À mesure que l’IA est appliquée à de nouvelles fonctions, elle sera exposée à de plus en plus d’informations sensibles et il sera de plus en plus difficile pour les gens d’éviter de partager leurs informations avec l’IA. Par ailleurs, une fois les données collectées, il est très facile de les réaffecter ou de les utiliser à des fins auxquelles les personnes n’ont jamais consenti.
Nous ne savons pas à quoi ressemblera l’IA de demain
Jusqu’en 1965, les ordinateurs occupaient des pièces entières(nouvelle fenêtre). C’est cette même année que Gordon Moore a énoncé ce que l’on a appelé la Loi de Moore(nouvelle fenêtre), qui stipule que le nombre de transistors que l’on peut placer sur une puce de microprocesseur doublera tous les deux ans. Sa prédiction s’est révélée exacte pendant plus de 40 ans et ne s’est démentie que récemment. Mais même lui n’aurait pas pu pr édire à quel point nos ordinateurs actuels sont évolués.
Il est fort probable que nous regarderons ChatGPT de la même manière que nous regardons un ordinateur des années 60, émerveillés de voir comment il était possible de faire quoi que ce soit avec. Nous sommes au début d’un voyage technologique d’une importance cruciale et nous n’avons aucune idée de l’endroit où il nous mènera.
Actuellement, les gens s’inquiètent de la manière dont les plateformes des grandes technologies peuvent subtilement influencer notre prise de décision et créer des sphères de filtrage impossibles à fuir. Toutefois, ces instruments peuvent sembler peu efficaces par rapport à un moteur de recherche doté d’une intelligence artificielle ou à un nouveau service. De plus, l’IA pourrait devenir si performante en matière de reconnaissance des formes qu’elle développerait la capacité de désanonymiser les données ou de faire correspondre les identités dans des ensembles de données disparates. Tout cela semble spéculatif, mais c’est simplement parce que nous n’avons aucune idée des limites des capacités de l’IA.
Que pouvons-nous faire pour préserver la vie privée dans un avenir dominé par l’IA ?

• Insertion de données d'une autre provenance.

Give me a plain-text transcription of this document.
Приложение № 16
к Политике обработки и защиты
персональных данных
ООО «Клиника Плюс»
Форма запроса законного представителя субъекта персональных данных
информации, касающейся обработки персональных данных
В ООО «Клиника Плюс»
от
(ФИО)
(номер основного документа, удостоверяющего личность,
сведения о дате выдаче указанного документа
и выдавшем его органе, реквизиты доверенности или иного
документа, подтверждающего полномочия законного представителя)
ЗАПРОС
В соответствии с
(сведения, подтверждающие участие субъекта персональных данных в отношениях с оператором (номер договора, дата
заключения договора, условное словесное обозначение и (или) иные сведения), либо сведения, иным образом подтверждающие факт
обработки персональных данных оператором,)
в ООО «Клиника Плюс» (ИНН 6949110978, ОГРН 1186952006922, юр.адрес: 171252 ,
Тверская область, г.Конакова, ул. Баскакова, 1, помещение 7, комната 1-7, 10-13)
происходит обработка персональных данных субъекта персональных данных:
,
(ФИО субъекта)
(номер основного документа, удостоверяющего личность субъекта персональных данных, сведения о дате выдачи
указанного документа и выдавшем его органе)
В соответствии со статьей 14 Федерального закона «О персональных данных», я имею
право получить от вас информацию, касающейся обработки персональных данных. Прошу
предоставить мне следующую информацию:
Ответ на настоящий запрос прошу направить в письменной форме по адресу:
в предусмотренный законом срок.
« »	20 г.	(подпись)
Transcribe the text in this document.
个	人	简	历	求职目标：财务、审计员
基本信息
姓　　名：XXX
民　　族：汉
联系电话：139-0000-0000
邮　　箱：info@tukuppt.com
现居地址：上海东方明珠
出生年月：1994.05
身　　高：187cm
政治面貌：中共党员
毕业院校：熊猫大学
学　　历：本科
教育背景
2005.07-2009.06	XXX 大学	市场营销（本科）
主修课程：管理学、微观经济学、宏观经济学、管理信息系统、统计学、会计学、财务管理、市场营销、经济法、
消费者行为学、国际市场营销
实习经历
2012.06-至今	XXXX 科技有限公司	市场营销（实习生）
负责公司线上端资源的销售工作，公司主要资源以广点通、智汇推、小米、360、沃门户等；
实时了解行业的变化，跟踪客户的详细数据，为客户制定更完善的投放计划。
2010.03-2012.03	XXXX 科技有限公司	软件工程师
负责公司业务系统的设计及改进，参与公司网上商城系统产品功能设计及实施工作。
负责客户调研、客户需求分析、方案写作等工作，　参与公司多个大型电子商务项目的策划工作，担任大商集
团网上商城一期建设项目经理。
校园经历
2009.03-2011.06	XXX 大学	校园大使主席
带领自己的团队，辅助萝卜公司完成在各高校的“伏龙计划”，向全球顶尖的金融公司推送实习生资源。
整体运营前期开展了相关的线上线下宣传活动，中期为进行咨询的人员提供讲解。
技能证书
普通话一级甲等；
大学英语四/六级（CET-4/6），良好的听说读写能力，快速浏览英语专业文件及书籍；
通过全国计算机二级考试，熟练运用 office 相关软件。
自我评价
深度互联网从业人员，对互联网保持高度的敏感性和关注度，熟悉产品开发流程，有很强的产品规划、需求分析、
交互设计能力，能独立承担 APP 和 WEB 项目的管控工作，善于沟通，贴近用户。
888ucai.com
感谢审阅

Bonne nouvelle : il y a des choses que nous pouvons faire dès maintenant pour nous assurer que l’IA est entraînée de manière responsable en utilisant des données anonymes. Nous prévoyons d’écrire un autre article sur les méthodes que les entreprises peuvent utiliser pour entraîner l’IA sur des ensembles de données tout en protégeant la vie privée des internautes.
Si votre vie privée vous tient à cœur, vous pouvez commencer à protéger vos informations. Si vous chiffrez vos données (avec des services comme Proton Mail ou Proton Drive), vous les retirez des bases de données des géants de la tech ou des bases de données publiques, ce qui empêche qu’elles soient utilisées pour vous suivre ou pour entraîner l’IA.
Vous pouvez aussi utiliser des sites comme Have I Been Trained(nouvelle fenêtre) pour voir si l’une de vos images a déjà été utilisée pour former l’IA. Malheureusement, même si vous découvrez que l’une de vos images a été utilisée sans votre autorisation, il n’est pas toujours facile de savoir comment la faire retirer(nouvelle fenêtre).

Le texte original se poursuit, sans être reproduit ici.